As the People’s Republic of China’s economy tightens, so will its aggressive antics increase, particularly in the South and East China seas, predicts China expert Gordon Chang.

According to Chang we are seeing the end of China’s three-decadelong growth: China’s economy is slowing fast; the leadership is fractured; and the power transfer, leading up to the 18th Party Congress, was anything but smooth. Chinese people, too, are openly disdainful of the system, taking to the streets and to social media sites en masse to protest.

Rather than an Arab Spring, however, Chang believes, the military is already moving in to fill the power gap, exerting more influence on foreign policy and flexing its muscles in the region.

“There have been hints over the last week about the military really getting a lot of control after the 18th Party Congress,” Chang said in a phone interview.

Chang, a lawyer and author of the 2001 book The Coming Collapse of China, has lived and worked in China and Hong Kong for just under two decades. He credits China’s economic boom to a combination of timing, luck, and blatant scamming of the international system.

Former leader Deng Xiaoping’s “reform and opening up” policies, coincided with the end of the Cold War and a reduction of political barriers to international trade. With a large, mobile, and keen workforce, China was quick to meet the demands of an open international market place.

When China joined the World Trade Organization (WTO), Chang, expected China would be forced to play by the rules, growth would be reined in, and the leadership would bear the brunt of popular discontent.

The international community, however, was largely forgiving of the Chinese regime, possibly in the hope of continuing reform. The developed world turned a blind eye to trade and intellectual property transgressions, tolerated currency manipulation, and declined to confront China on domestic market protection.

That “sweet spot” for China is now over, says Chang. “China is no longer reforming, and the benign external environment has turned unwelcoming as the global economy erodes.”

“China’s economy could already be in recession,” he said.

China’s biggest problems, however, are not economic but political.

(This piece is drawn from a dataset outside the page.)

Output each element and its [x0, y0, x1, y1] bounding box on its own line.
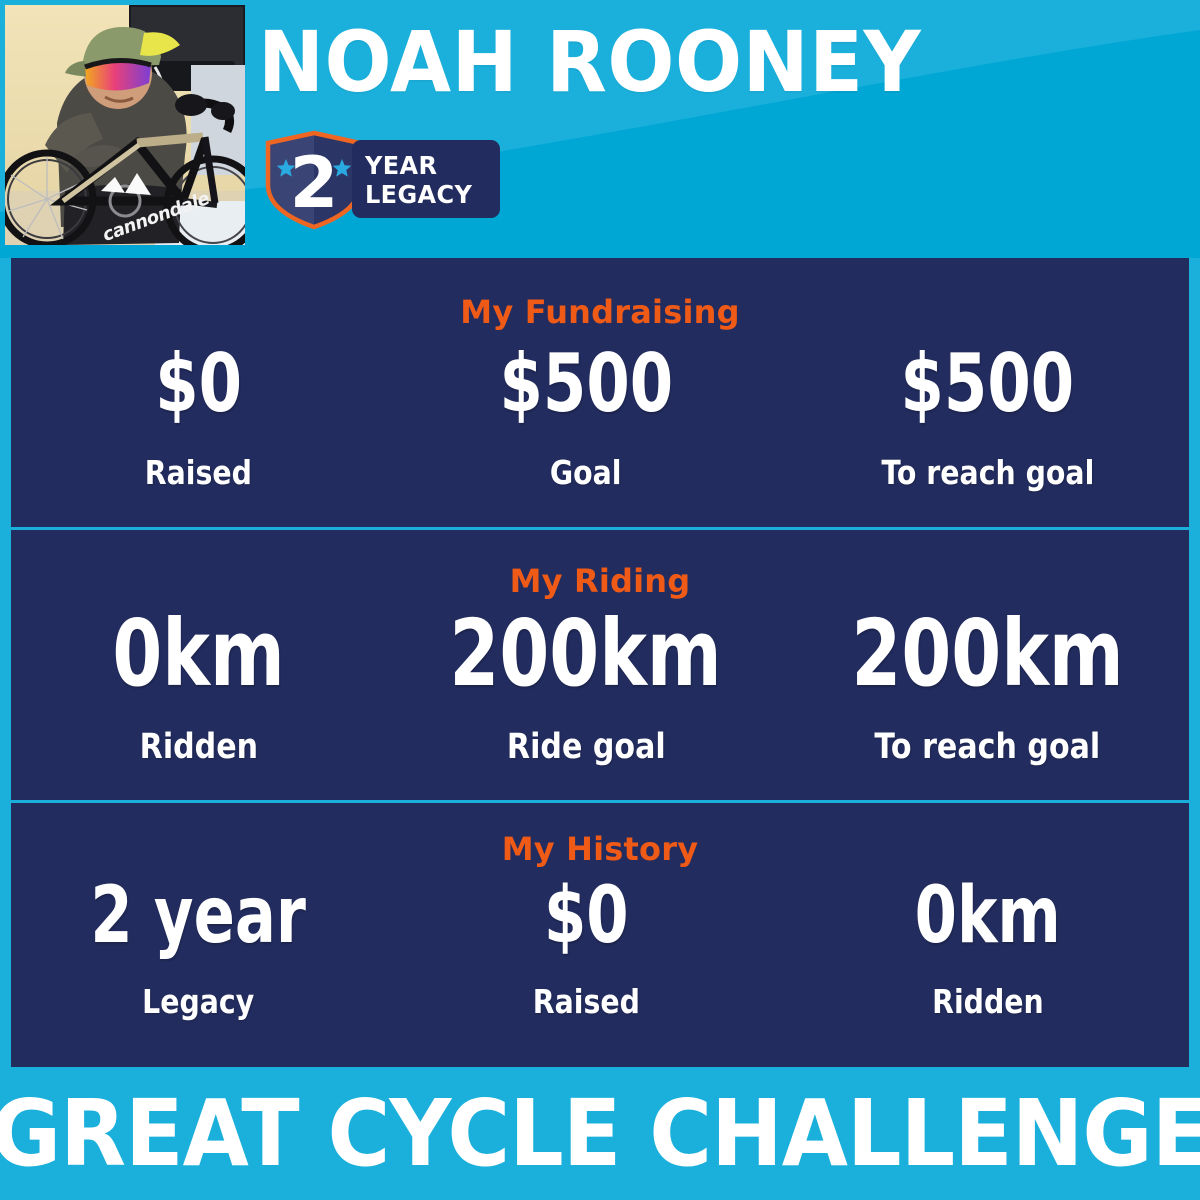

The once in a decade handover of power, this time from Hu Jintao to new leader Xi Jinping, is normally so scripted and managed as to be boring. But this year the November handover, was fraught with rumors of a coup, factional fighting, murder, treason, and even the disappearance of the presumptive leader.

The chaos is largely a result of fighting between the old guard Maoist proponents of Jiang Zemin’s Shanghai faction, which include the ousted Bo Xilai and marginalized security czar Zhou Yongkang, and Hu Jintao’s Communist Youth League faction.

Both factions have used the military to suit their needs, empowering the People’s Liberation Army (PLA) politically and in the eyes of the public.

“There are going to be more military officers appointed to official committees and they are going to start wielding much more effective influence on Xi Jinping,” said Chang.

Military spending has outpaced strategy and the new status has given those in the armed forces a confidence that does not bode well for the region. Young officers have developed a swagger and an agitation for action, which Chang likens to the young Japanese officers of the 1930s.

“They have become dangerous, arrogant, and often bellicose,” he said, “they are spoiling for a fight.”

Chang believes it is the military’s influence that is behind aggressive foreign policy positions in the East and China seas. By claiming much of the disputed maritime territory as its own however, China has managed to pick fights and alienate many of its neighbors.

It has particularly inflamed relations with Japan, stoking up violent nationalism both domestically and abroad by claiming the small, uninhabited but potentially resource-rich Senkaku Islands, which are known as Diaoyu in China.

The Japanese Defense Ministry reported that two Chinese destroyers were circling the area around the islands.

“If they are actually sending big ships there then that is a big problem,” said Chang.

A more aggressive approach to foreign policy is starting to manifest in new areas too—the Chinese leadership enacting economic warfare against the Philippines and Japan through trade restrictions following maritime disputes.